So wonderfully picturesque is every part of this Lower Church, that it is very difficult to give any idea of such a storehouse of early Italian art, for both Upper and Lower Churches seem to have been a rallying-ground for Giotto and his pupils, for the early Sienese masters, and for others following after Cimabue, Giunta Pisano, and the very early painters of Italy.
Fra Antonio, the sacristan, was a most kind and intelligent guide: pointing out to us the portrait of Francis, attributed to Giunta da Pisano, he took us into the sacristy, and let us see strips of old embroidery mounted on frames. The faces in this embroidery were beautifully rendered, and the colour was delightful. The Fra told us that some English ladies from Perugia had so greatly admired the old lace in the vestiary that he felt sure we should also like to see it; among it was some very fine point de Venise, used to trim surplices. I forget how old he said it was; some of the vestments were exquisitely embroidered.
THE SMALL CLOISTER, SAN FRANCESCO.
Then he opened a door, and we saw the quaintest little cloister, surrounded by the grey convent walls; the garden, in its grass-grown quadrangle, was seemingly left to itself. We spied out rosy cyclamen blossoms dotted among the grassed hollows of the rough ground, and our kind Fra, tucking up the skirts of his cassock, for at San Francesco the Franciscan habit is not worn, the conventual garb takes its place, stepped into the quad, and gathered a bunch of blossoms, which he presented to me, with tufts of maidenhair fern from the low wall of the cloistered garden. He asked my companions to come and dig up roots of both cyclamen and maidenhair.

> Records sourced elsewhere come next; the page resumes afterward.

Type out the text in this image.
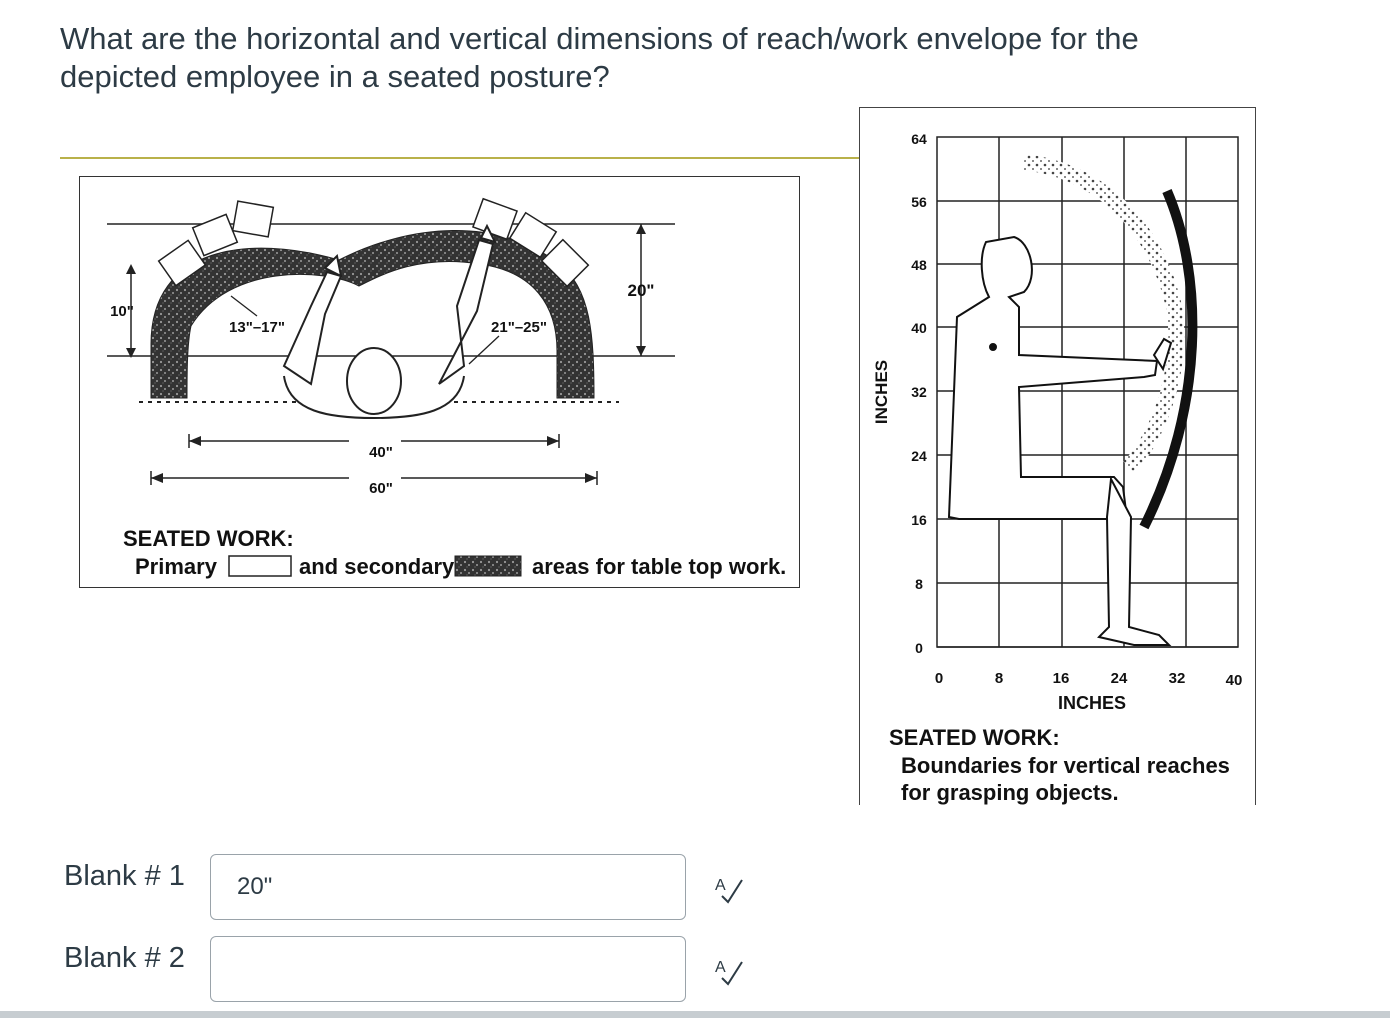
What are the horizontal and vertical dimensions of reach/work envelope for the depicted employee in a seated posture?

10"
20"
13"–17"	21"–25"
40"
60"
SEATED WORK:
Primary	and secondary	areas for table top work.
64
56
48
40
32
24
16
8
0
INCHES
0	8	16	24	32	40
INCHES
SEATED WORK:
Boundaries for vertical reaches
for grasping objects.
Blank # 1
20"	A
Blank # 2	A
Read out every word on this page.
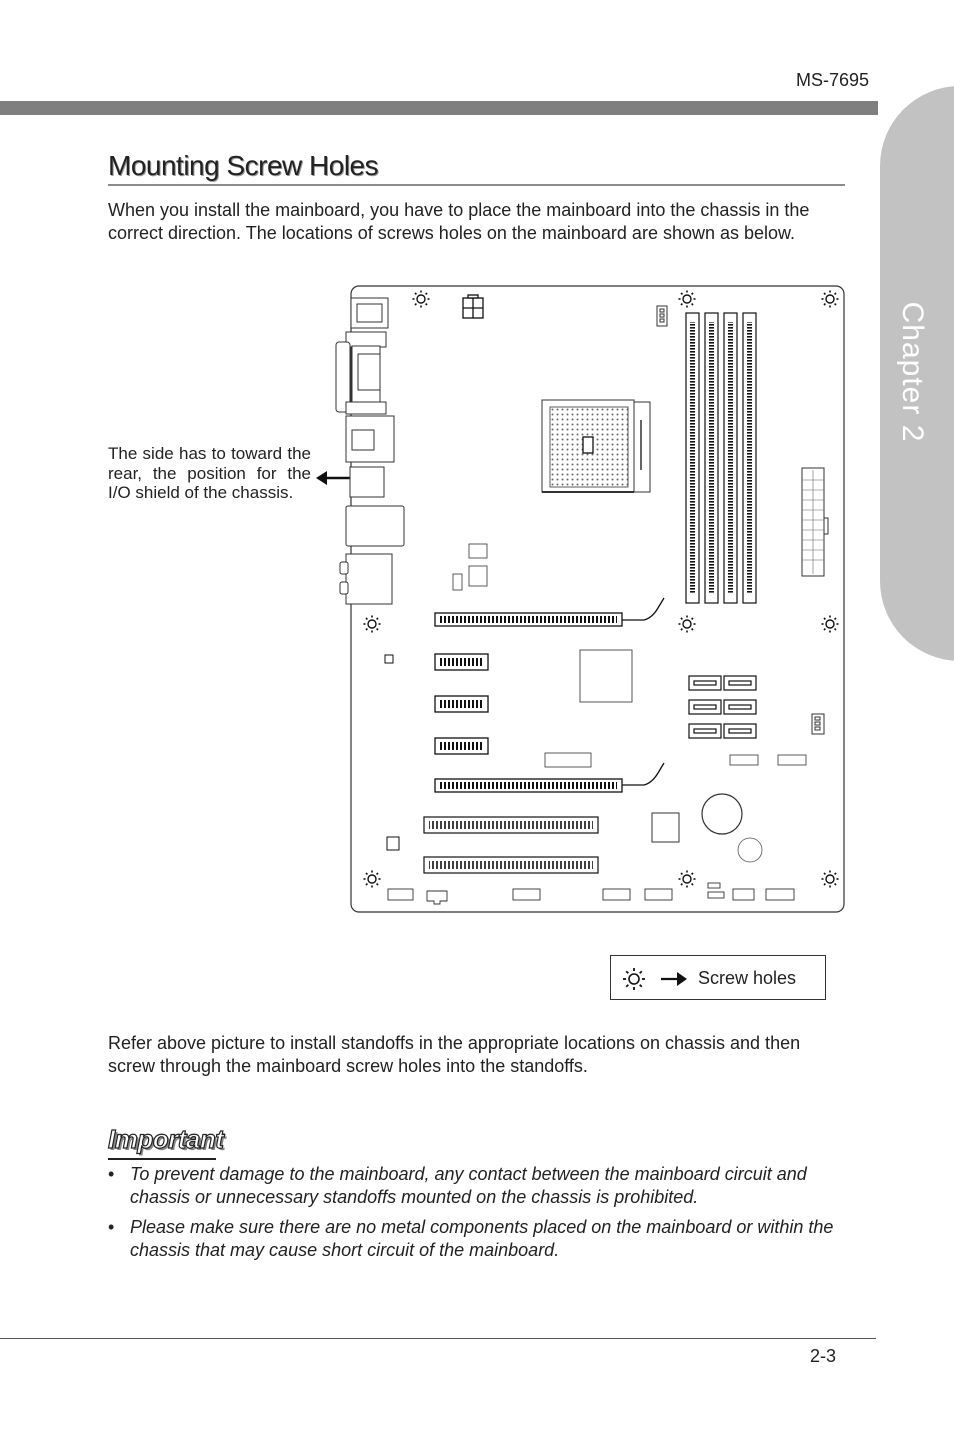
MS-7695
Chapter 2
Mounting Screw Holes

When you install the mainboard, you have to place the mainboard into the chassis in the correct direction. The locations of screws holes on the mainboard are shown as below.

The side has to toward the rear, the position for the I/O shield of the chassis.

Screw holes

Refer above picture to install standoffs in the appropriate locations on chassis and then screw through the mainboard screw holes into the standoffs.

Important
• To prevent damage to the mainboard, any contact between the mainboard circuit and chassis or unnecessary standoffs mounted on the chassis is prohibited.
• Please make sure there are no metal components placed on the mainboard or within the chassis that may cause short circuit of the mainboard.
2-3
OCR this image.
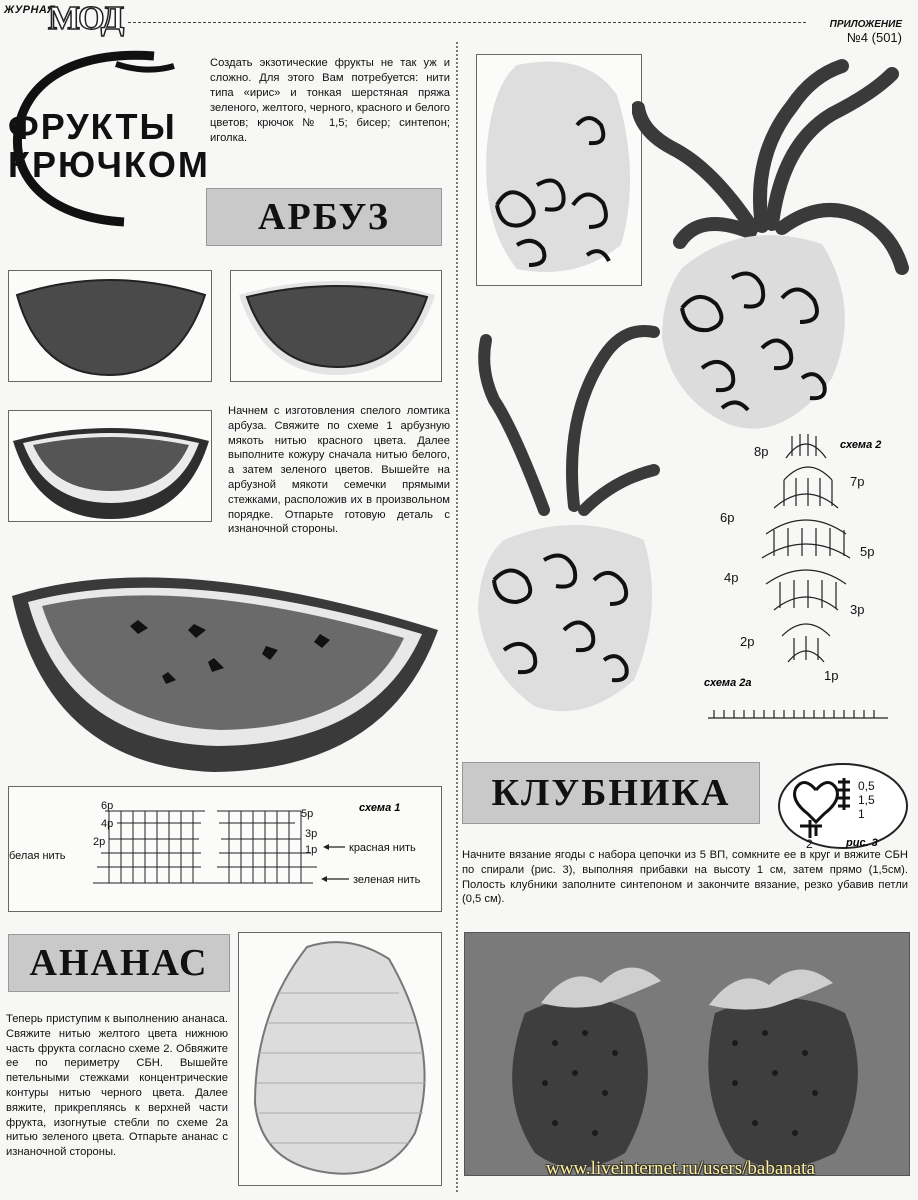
ЖУРНАЛ
МОД	ПРИЛОЖЕНИЕ
№4 (501)
ФРУКТЫ
КРЮЧКОМ
Создать экзотические фрукты не так уж и сложно. Для этого Вам потребуется: нити типа «ирис» и тонкая шерстяная пряжа зеленого, желтого, черного, красного и белого цветов; крючок № 1,5; бисер; синтепон; иголка.
АРБУЗ
Начнем с изготовления спелого ломтика арбуза. Свяжите по схеме 1 арбузную мякоть нитью красного цвета. Далее выполните кожуру сначала нитью белого, а затем зеленого цветов. Вышейте на арбузной мякоти семечки прямыми стежками, расположив их в произвольном порядке. Отпарьте готовую деталь с изнаночной стороны.
6р
4р
2р
5р
3р
1р
белая нить
красная нить
зеленая нить
схема 1
АНАНАС
Теперь приступим к выполнению ананаса. Свяжите нитью желтого цвета нижнюю часть фрукта согласно схеме 2. Обвяжите ее по периметру СБН. Вышейте петельными стежками концентрические контуры нитью черного цвета. Далее вяжите, прикрепляясь к верхней части фрукта, изогнутые стебли по схеме 2а нитью зеленого цвета. Отпарьте ананас с изнаночной стороны.
8р
6р
4р
2р
7р
5р
3р
1р
схема 2
схема 2а
КЛУБНИКА	0,5
1,5
1
2	рис. 3
Начните вязание ягоды с набора цепочки из 5 ВП, сомкните ее в круг и вяжите СБН по спирали (рис. 3), выполняя прибавки на высоту 1 см, затем прямо (1,5см). Полость клубники заполните синтепоном и закончите вязание, резко убавив петли (0,5 см).
www.liveinternet.ru/users/babanata
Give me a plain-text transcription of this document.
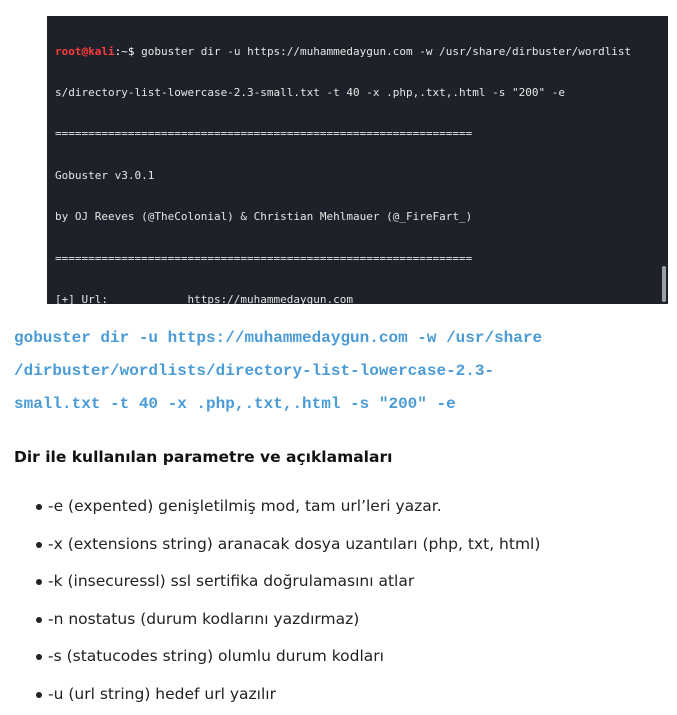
root@kali:~$ gobuster dir -u https://muhammedaygun.com -w /usr/share/dirbuster/wordlist

s/directory-list-lowercase-2.3-small.txt -t 40 -x .php,.txt,.html -s "200" -e

===============================================================

Gobuster v3.0.1

by OJ Reeves (@TheColonial) & Christian Mehlmauer (@_FireFart_)

===============================================================

[+] Url:            https://muhammedaygun.com

gobuster dir -u https://muhammedaygun.com -w /usr/share
/dirbuster/wordlists/directory-list-lowercase-2.3-
small.txt -t 40 -x .php,.txt,.html -s "200" -e
Dir ile kullanılan parametre ve açıklamaları
-e (expented) genişletilmiş mod, tam url’leri yazar.
-x (extensions string) aranacak dosya uzantıları (php, txt, html)
-k (insecuressl) ssl sertifika doğrulamasını atlar
-n nostatus (durum kodlarını yazdırmaz)
-s (statucodes string) olumlu durum kodları
-u (url string) hedef url yazılır
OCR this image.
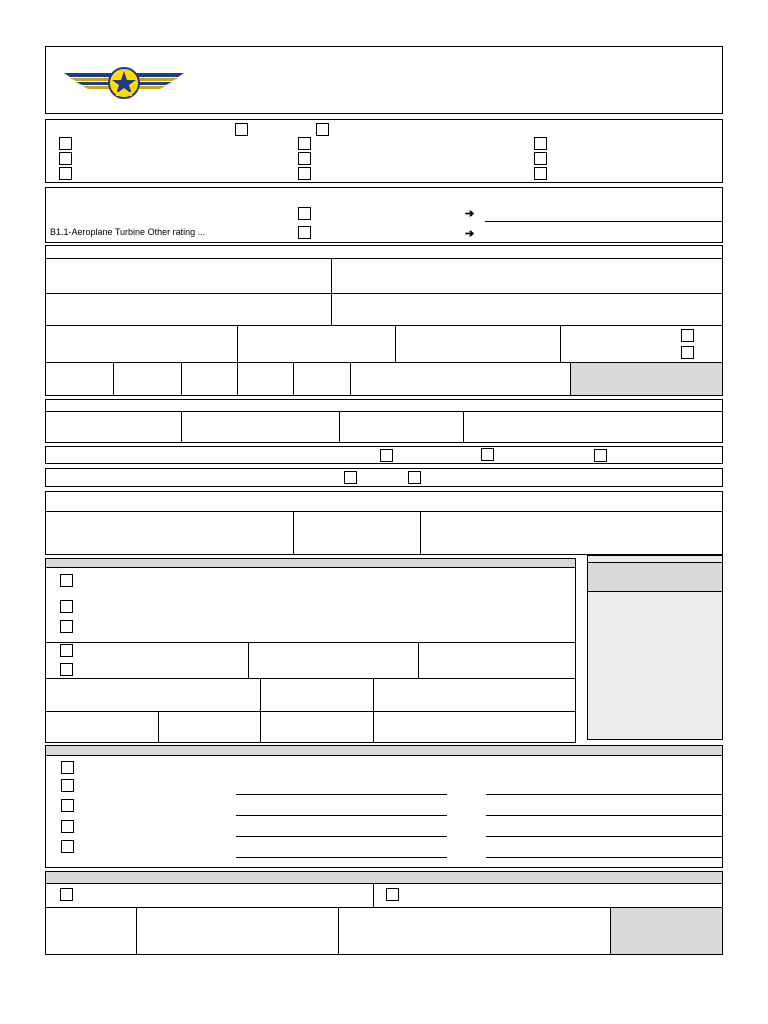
➔
➔
B1.1-Aeroplane Turbine Other rating ...
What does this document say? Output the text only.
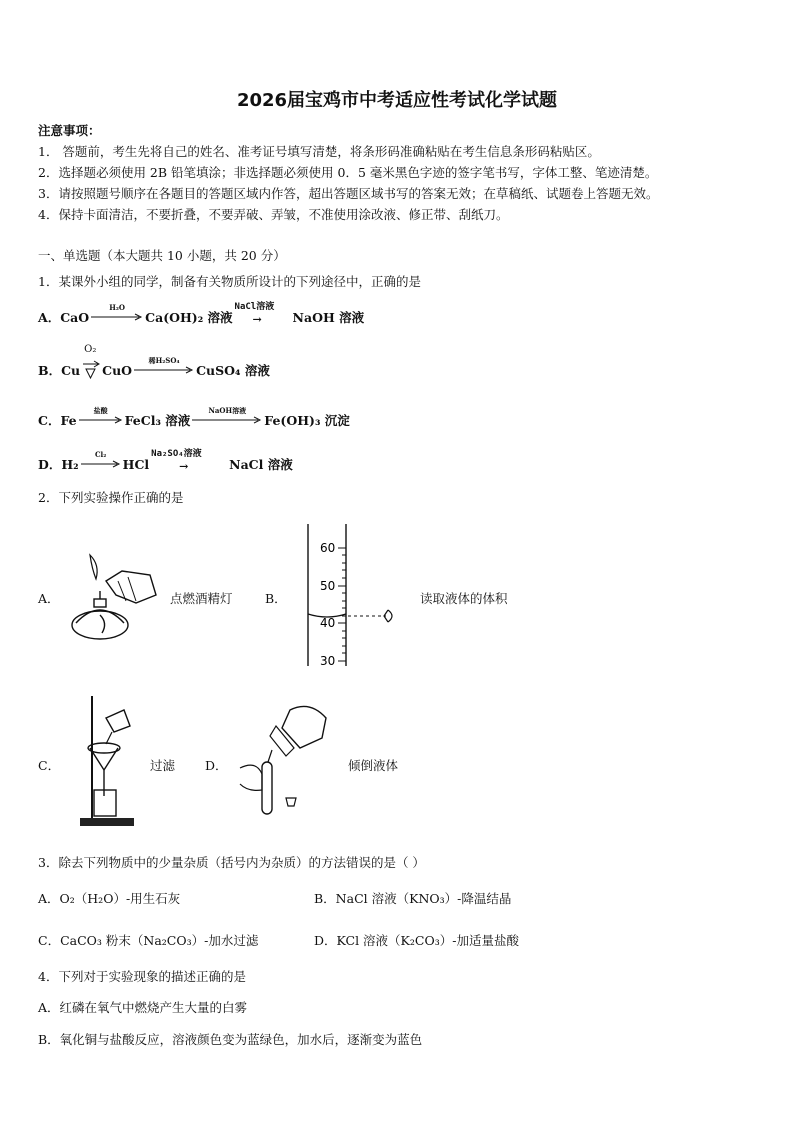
2026届宝鸡市中考适应性考试化学试题
注意事项：
1． 答题前，考生先将自己的姓名、准考证号填写清楚，将条形码准确粘贴在考生信息条形码粘贴区。
2．选择题必须使用 2B 铅笔填涂；非选择题必须使用 0．5 毫米黑色字迹的签字笔书写，字体工整、笔迹清楚。
3．请按照题号顺序在各题目的答题区域内作答，超出答题区域书写的答案无效；在草稿纸、试题卷上答题无效。
4．保持卡面清洁，不要折叠，不要弄破、弄皱，不准使用涂改液、修正带、刮纸刀。
一、单选题（本大题共 10 小题，共 20 分）
1．某课外小组的同学，制备有关物质所设计的下列途径中，正确的是
A． CaO
H₂O
Ca(OH)₂ 溶液
NaCl溶液
→ NaOH 溶液
B． Cu
O₂
CuO
稀H₂SO₄
CuSO₄ 溶液
C． Fe
盐酸
FeCl₃ 溶液
NaOH溶液
Fe(OH)₃ 沉淀
D． H₂
Cl₂
HCl
Na₂SO₄溶液
→	NaCl 溶液
2．下列实验操作正确的是
A．	点燃酒精灯	B．
60
50
40
30
读取液体的体积
C．	过滤 D．	倾倒液体
3．除去下列物质中的少量杂质（括号内为杂质）的方法错误的是（ ）
A．O₂（H₂O）-用生石灰	B．NaCl 溶液（KNO₃）-降温结晶
C．CaCO₃ 粉末（Na₂CO₃）-加水过滤	D．KCl 溶液（K₂CO₃）-加适量盐酸
4．下列对于实验现象的描述正确的是
A．红磷在氧气中燃烧产生大量的白雾
B．氧化铜与盐酸反应，溶液颜色变为蓝绿色，加水后，逐渐变为蓝色
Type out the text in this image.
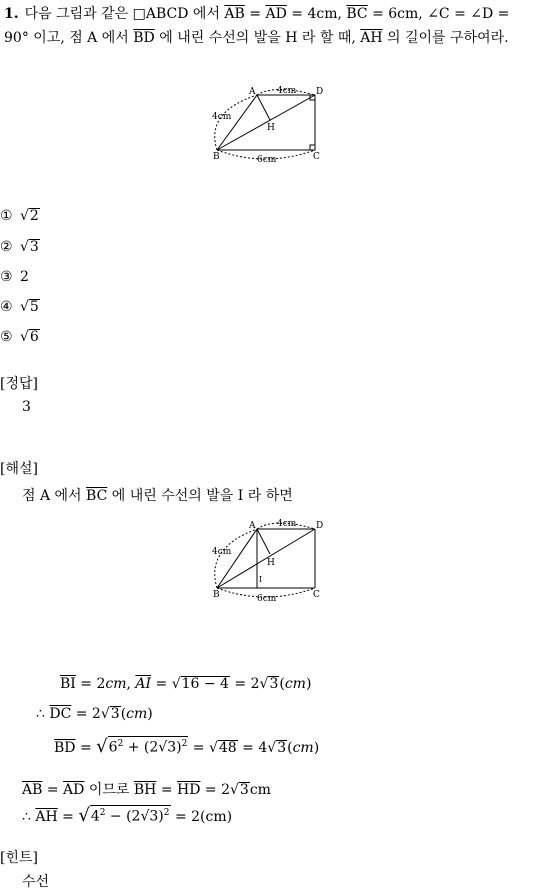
1. 다음 그림과 같은 □ABCD 에서 $\overline{AB} = \overline{AD} = 4cm$, $\overline{BC} = 6cm$, ∠C = ∠D = 90° 이고, 점 A 에서 $\overline{BD}$ 에 내린 수선의 발을 H 라 할 때, $\overline{AH}$ 의 길이를 구하여라.
A	D
B	C
H
4cm
4cm
6cm
① √2
② √3
③ 2
④ √5
⑤ √6
[정답]
3
[해설]
점 A 에서 $\overline{BC}$ 에 내린 수선의 발을 I 라 하면
A	D
B	C
H
I
4cm
4cm
6cm
$\overline{BI} = 2cm$, $\overline{AI} = √16 - 4 = 2√3(cm)$
∴ $\overline{DC} = 2√3(cm)$
$\overline{BD} = √6^2 + (2√3)^2 = √48 = 4√3(cm)$
$\overline{AB} = \overline{AD}$ 이므로 $\overline{BH} = \overline{HD} = 2√3cm$
∴ $\overline{AH} = √4^2 - (2√3)^2 = 2(cm)$
[힌트]
수선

"The Signori may as well have them," he said, with a sigh, "as those who set no store by them."
He was very kind, but we wondered what St. Francis would have thought about the change of costume and the comparative comfort of these guardians of his burial-place.
We went back into the basilica, and up a staircase which led to the east end of the Upper Church, built some twenty-one years after the Lower one. It is a beautiful and graceful example of early Gothic. The Pope's chair, near which we entered, is in red marble; the high altar at that time was surrounded by a screen, mass being no longer said there.